Papa W assists young W with "the Tie"
I recently jumped on the Facebook bandwagon at the urging of my beloved wife. I had hesitated for a long time even though I had an account with FB because I couldn't imagine finding the time to maintain a page there let alone follow the pages of others. But here I am - once you are sleep-deprived what's a little more deprivation?
In the process I have reaquainted myself with some pals (hey all!) and enjoyed gandering at their photos of their growing families.
One picture got me thinking. It was a school pic for the charming boy produced by some wiley characters. In it he is wearing a tie. Based on the other children pictured it did not seem to be a requirement. A tie. It got me thinking.
There's a trend I've noticed. Just hints mind you, but it indicates something interesting to me.
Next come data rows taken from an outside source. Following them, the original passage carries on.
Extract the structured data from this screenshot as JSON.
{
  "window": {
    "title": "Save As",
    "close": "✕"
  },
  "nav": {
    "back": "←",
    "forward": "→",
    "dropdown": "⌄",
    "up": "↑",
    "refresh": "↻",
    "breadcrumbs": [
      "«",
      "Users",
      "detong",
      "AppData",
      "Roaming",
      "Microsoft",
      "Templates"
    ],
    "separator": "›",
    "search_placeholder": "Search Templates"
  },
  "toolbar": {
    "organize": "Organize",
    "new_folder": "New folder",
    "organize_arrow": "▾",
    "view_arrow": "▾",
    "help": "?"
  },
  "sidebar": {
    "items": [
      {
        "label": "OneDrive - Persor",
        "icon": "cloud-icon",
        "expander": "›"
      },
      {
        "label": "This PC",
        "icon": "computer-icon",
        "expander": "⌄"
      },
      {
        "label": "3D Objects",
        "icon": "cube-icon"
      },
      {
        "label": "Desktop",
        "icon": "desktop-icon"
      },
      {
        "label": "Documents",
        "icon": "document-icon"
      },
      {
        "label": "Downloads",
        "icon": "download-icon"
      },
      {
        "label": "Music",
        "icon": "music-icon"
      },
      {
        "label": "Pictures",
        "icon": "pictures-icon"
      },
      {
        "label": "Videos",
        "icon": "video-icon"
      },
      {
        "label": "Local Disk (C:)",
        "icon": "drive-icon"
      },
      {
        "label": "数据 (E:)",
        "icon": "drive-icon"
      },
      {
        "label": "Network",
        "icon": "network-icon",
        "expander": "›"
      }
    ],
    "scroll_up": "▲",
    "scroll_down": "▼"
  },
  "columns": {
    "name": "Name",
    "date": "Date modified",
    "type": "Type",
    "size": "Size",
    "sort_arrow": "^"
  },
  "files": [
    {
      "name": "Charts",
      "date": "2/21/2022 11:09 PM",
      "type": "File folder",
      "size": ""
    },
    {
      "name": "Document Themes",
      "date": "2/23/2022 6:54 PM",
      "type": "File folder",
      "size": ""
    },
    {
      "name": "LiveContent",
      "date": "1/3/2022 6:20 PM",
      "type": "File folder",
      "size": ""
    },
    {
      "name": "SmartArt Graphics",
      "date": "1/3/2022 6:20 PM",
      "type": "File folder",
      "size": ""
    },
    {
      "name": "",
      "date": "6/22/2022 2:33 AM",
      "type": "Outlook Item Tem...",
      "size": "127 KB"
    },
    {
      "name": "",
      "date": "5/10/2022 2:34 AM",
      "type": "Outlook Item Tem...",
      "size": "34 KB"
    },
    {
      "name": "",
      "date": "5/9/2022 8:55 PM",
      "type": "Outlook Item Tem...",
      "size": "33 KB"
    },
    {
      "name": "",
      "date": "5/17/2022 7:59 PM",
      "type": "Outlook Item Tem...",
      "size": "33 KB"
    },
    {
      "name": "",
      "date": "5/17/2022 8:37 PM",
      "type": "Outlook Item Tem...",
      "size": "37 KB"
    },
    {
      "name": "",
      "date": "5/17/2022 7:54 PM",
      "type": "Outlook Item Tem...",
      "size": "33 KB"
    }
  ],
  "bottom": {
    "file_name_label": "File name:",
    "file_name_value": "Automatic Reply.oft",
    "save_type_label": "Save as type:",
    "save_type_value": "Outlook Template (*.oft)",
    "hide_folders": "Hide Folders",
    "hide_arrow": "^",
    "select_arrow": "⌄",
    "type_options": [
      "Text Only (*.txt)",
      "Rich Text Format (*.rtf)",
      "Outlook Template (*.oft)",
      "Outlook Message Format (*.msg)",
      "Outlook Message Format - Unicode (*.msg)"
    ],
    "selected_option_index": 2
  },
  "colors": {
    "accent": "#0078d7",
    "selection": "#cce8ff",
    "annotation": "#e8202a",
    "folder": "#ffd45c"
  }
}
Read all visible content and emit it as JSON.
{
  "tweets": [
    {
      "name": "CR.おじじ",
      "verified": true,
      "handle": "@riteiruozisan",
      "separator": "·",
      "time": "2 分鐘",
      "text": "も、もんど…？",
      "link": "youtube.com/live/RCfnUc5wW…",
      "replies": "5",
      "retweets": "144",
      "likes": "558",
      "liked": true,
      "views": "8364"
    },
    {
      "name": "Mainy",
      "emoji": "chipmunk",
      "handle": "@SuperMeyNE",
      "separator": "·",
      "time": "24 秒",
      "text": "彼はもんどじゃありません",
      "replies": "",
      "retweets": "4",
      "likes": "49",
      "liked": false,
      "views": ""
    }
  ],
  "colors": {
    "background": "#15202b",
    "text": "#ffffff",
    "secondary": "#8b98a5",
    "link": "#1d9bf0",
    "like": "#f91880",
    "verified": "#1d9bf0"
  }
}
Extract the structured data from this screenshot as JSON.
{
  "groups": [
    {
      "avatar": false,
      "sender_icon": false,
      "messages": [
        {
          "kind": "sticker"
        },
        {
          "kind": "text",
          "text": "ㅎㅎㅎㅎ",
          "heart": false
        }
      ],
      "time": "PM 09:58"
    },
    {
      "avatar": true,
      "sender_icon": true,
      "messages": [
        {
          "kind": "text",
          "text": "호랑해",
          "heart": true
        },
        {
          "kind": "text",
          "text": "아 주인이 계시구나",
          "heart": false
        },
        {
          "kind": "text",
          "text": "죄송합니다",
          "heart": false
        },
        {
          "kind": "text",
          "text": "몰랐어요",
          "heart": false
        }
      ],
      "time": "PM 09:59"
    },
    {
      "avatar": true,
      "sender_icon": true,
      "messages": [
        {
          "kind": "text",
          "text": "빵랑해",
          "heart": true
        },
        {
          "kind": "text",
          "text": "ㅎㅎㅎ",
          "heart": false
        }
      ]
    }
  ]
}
Most of my friends have now produced offspring. Many of them came late to spawning, like myself (though none as late as I), and so I base my thoughts on them. The same may not hold true of younger parents.
It seems to me that as left-leaning as we all are, we seem to be rather conservative regarding our children. The tie is a useful symbol of that.
Most of us were ourselves raised in a rather liberal atmosphere, our parents having broken the bonds of the traditional family ideals they themselves were raised within. They eschewed ties and other conservative trappings favored by their parents for indivdual freedoms. We in turn took advantage of
our parents' liberal ethos. Divorce and family dissolutions were commonplace in our generation and provided even less opportunity for parental supervision - more freedom. We galavanted and experimented and explored and indulged. We did not suffer rigidity.
Are we blowing back? Have we re-upped our stakes in more trad values regarding our own kids? Is this, consciously or not, a backlash against the tenor of our own unsupervised youth, the lack of dress codes, the absence of curfews, the latchkey childhoods?
I don't have the answer, nor am I making a judgement one way or the other.
But I will say this: if what we are doing includes the simple perfection of teaching a son how to tie his tie, then that's a good thing.
I should know - I learned to tie mine from a book.